Here's an example from the book "Java All-in-one desk reference"

public class CrazyWithZeros {
public static void main(String[] args) {
    try {
        int answer = divideTheseNumbers(5, 0);
    } catch (Exception e) {
        System.out.println("Tried twice, still didn't work!");
    }
}

public static int divideTheseNumbers(int a, int b) throws Exception {

    int c;
    try {
        c = a / b;
        System.out.println("It worked!");
    } catch (Exception e) {
        System.out.println("Didn't work the first time.");
        c = a / b;
        System.out.println("It worked the second time!");
    } finally {
        System.out.println("Better clean up my mess.");
    }
    System.out.println("It worked after all.");
    return c;

}

}

After the finally clause executes, the ArithmeticException is thrown back up to the calling method. The statement System.out.println("It worked after all."); would never be executed in this case.
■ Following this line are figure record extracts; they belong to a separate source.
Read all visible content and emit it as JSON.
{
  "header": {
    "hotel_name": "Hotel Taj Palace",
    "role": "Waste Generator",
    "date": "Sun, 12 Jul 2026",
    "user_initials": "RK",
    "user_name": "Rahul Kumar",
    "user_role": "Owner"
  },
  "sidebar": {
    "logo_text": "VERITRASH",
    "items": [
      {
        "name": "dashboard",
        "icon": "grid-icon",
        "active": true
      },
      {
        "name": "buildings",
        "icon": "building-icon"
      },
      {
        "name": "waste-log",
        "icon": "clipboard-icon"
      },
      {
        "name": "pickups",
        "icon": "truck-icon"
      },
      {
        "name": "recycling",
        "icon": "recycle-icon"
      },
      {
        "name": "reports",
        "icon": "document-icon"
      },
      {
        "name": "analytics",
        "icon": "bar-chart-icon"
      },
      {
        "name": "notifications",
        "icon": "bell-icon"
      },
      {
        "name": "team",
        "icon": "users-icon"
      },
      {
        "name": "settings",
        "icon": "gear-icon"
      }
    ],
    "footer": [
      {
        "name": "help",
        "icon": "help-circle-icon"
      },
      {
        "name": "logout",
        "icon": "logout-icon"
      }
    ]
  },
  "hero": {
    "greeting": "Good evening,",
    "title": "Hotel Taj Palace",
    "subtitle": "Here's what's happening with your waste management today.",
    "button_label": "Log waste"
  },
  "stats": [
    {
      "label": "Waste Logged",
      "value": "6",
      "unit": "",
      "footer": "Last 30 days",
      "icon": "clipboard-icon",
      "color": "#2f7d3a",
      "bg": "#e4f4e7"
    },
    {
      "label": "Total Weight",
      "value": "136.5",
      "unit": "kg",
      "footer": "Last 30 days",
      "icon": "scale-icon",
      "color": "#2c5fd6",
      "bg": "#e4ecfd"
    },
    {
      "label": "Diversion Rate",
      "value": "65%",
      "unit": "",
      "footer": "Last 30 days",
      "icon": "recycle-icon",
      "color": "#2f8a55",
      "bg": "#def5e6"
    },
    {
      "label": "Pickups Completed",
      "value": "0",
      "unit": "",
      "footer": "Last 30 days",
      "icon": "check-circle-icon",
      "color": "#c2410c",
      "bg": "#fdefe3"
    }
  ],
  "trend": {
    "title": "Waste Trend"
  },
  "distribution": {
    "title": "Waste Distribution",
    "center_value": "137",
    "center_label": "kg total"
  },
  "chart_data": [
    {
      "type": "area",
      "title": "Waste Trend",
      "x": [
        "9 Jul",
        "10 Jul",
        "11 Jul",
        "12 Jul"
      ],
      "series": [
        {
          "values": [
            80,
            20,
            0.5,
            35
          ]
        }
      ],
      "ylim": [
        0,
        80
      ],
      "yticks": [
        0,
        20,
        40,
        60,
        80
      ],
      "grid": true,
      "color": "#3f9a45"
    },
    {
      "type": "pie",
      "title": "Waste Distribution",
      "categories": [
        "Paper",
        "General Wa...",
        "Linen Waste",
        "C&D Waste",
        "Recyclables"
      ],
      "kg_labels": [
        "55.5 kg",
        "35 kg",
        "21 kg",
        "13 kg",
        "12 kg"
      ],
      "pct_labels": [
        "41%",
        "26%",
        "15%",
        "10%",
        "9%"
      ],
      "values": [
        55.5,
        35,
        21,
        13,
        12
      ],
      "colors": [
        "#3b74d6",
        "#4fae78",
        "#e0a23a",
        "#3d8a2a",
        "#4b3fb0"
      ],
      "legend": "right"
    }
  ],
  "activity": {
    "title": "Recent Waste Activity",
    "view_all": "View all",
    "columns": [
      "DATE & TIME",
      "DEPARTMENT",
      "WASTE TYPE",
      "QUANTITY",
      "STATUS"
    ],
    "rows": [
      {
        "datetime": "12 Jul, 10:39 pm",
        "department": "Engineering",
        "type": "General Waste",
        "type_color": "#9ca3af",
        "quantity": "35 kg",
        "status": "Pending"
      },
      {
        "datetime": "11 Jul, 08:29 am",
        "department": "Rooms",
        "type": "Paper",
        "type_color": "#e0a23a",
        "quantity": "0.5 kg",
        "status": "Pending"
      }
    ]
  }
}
But what happened to the return c; ?

I wonder whether the return statement would still return the result of the division or not?

========

I tried to replace " System.out.println("Better clean up my mess."); " with " System.out.println(c); ", then it's compiled and the results are as follows:

 Didn't work the first time. 0 Tried twice, still didn't work! 

I can't believe the variable c could be calculated. (it's the wrong number, though) Why could this happen?

Then I also tried to replace " System.out.println("Better clean up my mess."); " with " return c; " and deleted the statements below the finally block, it's compiled again...Since the finally block is executed whether or not any exceptions are thrown by the try block or caught by any catch blocks, the return c; should be executed. But here're the results:

Didn't work the first time.

looks like c couldn't get returned...

Answer 1

return c is not executed either. It goes straight to the catch block in your main method.

Answer 2

What do you expect performing an error-prone operation the second time? :)

It is gonna generate an exception of the same type you came in the catch block with, but at that time it would not be handled - you don't have another try-catch within this catch block.

The finally is executed always regardless either an exception occurs or a normal process flow proceeds. In your case, you come to the finally block with the exception and throw it to the caller ( main ) where it gets handled by its own catch block.

I wonder whether the return statement would still return the result of the division or not?

What do you want to return? You haven't initialized the variable c and there is no correct record to this variable. Therefore, Java doesn't allow to write "something unexpected or unpredictable" into the c .

Answer 3

1. A method returns some value if it is executed without exception or error.
2. finally block does not have any impact on whether return statement will be executed or not. (of course, finally block should not throw any further exception)
3. catch block determines whether that exception should be propagated further or handled within the method.

In the given example, an ArithmeticException is thrown from try block and it will be handled by respective catch block. As catch blocks again throws the same exception, given return statement would never execute.

In short, return c; is never executed in above program and variable c will be deleted as any other local variable.